A Lei Guiding and Establishing National Innovation for US Stablecoins (GENIUS), sancionada em julho, abriu as portas para um novo marco regulatório das stablecoins nos Estados Unidos. Embora o texto tenha sido apresentado como a solução definitiva para a segurança jurídica, a proteção do consumidor e a expansão dos pagamentos digitais, especialistas começaram a levantar um ponto sensível: a estrutura do GENIUS pode transformar as emissoras de stablecoins em compradoras estruturais da dívida pública americana.
A crítica mais contundente vem do pesquisador Shanaka Anslem Perera, que classifica o modelo como uma forma indireta — e silenciosa — de gerar demanda obrigatória por títulos do Tesouro dos EUA.
Segundo ele, sob a lógica da nova lei, “cada dólar digital emitido equivale a uma compra legislada de dívida soberana”. A afirmação ganhou força nas últimas semanas, à medida que analistas e reguladores passaram a examinar os impactos econômicos de longo prazo do novo regime.
O que a lei determina e como afeta as reservas das emissoras
O GENIUS estabelece que apenas emissoras autorizadas podem distribuir stablecoins de pagamento para usuários americanos. Essas empresas devem manter lastro 1:1 em ativos considerados extremamente seguros: caixa, depósitos garantidos, saldos no Federal Reserve, T-bills de curto prazo e fundos de mercado monetário lastreados pelo governo.
Como essas emissoras ficam proibidas de emprestar, rehipotecar amplamente ou remunerar clientes, o resultado é um balanço concentrado em títulos públicos de curtíssimo prazo — criando, na prática, um fluxo automático de compra de dívida americana à medida que a demanda global por stablecoins cresce.
Desafios para reguladores e riscos de dependência estrutural
Think tanks como Brookings destacam que a implementação do GENIUS trará desafios operacionais, especialmente no monitoramento internacional, nas regras de equivalência para emissoras estrangeiras e nos testes de conformidade contínua.
Mas o debate mais intenso está na interpretação macroeconômica. Caso o mercado de stablecoins continue em expansão — como mostram dados recentes do Treasury e da Chainalysis — o governo americano pode ganhar uma fonte contínua e descentralizada de demanda por dívida pública.
Esse efeito colateral não estava explícito na discussão política inicial, mas já inspira debates sobre os limites do poder das stablecoins dentro da arquitetura monetária.
E se o fluxo se inverter? O debate sobre um “CBDC pela porta dos fundos”
Perera chama atenção para um ponto crítico: se uma grande emissora enxugar reservas para atender resgates e despejar títulos no mercado, os rendimentos dos T-bills podem subir rapidamente.
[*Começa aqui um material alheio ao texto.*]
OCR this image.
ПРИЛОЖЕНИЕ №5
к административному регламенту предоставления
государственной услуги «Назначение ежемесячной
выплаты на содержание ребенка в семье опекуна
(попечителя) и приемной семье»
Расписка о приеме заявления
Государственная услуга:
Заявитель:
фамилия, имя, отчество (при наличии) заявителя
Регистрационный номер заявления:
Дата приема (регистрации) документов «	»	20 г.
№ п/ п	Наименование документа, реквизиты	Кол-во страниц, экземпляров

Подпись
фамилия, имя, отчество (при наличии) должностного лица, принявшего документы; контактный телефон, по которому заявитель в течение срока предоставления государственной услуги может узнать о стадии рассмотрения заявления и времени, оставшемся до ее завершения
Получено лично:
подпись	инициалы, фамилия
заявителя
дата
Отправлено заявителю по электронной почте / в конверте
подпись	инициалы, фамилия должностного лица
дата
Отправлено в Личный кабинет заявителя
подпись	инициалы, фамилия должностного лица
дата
Estudos do BIS mostram que saídas massivas de stablecoins têm impacto mais profundo sobre o mercado de dívida do que as entradas positivas.
Em um cenário de estresse, o Federal Reserve poderia ser pressionado a intervir para preservar a estabilidade, reacendendo o debate sobre um dólar digital emitido diretamente pelo banco central.
Segundo Perera, um choque desse tipo poderia se tornar o gatilho que mudaria a postura de Washington sobre CBDCs.
Visão do especialista em crescimento de comunidade: impacto no Brasil e oportunidade para educação financeira
Para o nosso especialista em crescimento de comunidade, esse novo capítulo não afeta apenas os EUA. Ele destaca que países como o Brasil, que já discutem intensamente regulação, IOF e o papel das stablecoins, precisam acompanhar de perto esse movimento — porque essas mudanças afetam diretamente liquidez, acesso a dólar digital e fluxo cambial informal.
Ele ressalta que é exatamente nesses momentos que comunidades cripto precisam de conteúdo claro, acessível e transparente, capaz de traduzir decisões globais para a realidade local.
“Um arcabouço como o GENIUS molda comportamento institucional e define tendências. Se queremos fortalecer o ecossistema no Brasil, precisamos estar à frente das conversas, educando e engajando antes que o impacto chegue aqui”, afirma.
O GENIUS nasce como a primeira regulação federal focada em stablecoins, mas seu impacto pode ir além da proteção ao consumidor e da modernização dos pagamentos. Ao direcionar reservas para títulos do Tesouro, a lei pode reorganizar a relação entre stablecoins, dívida pública e política monetária.
O resultado pode ser benéfico, criando uma infraestrutura mais segura, previsível e interoperável. Mas também pode inaugurar uma dependência estrutural entre mercado cripto e finanças públicas — e, em um cenário de crise, reacender debates sobre CBDCs e intervenção do Federal Reserve.
Para o mercado global, e especialmente para emergentes como o Brasil, o desafio agora é entender como essa nova arquitetura influencia liquidez, confiança e competitividade no mundo digital que se aproxima.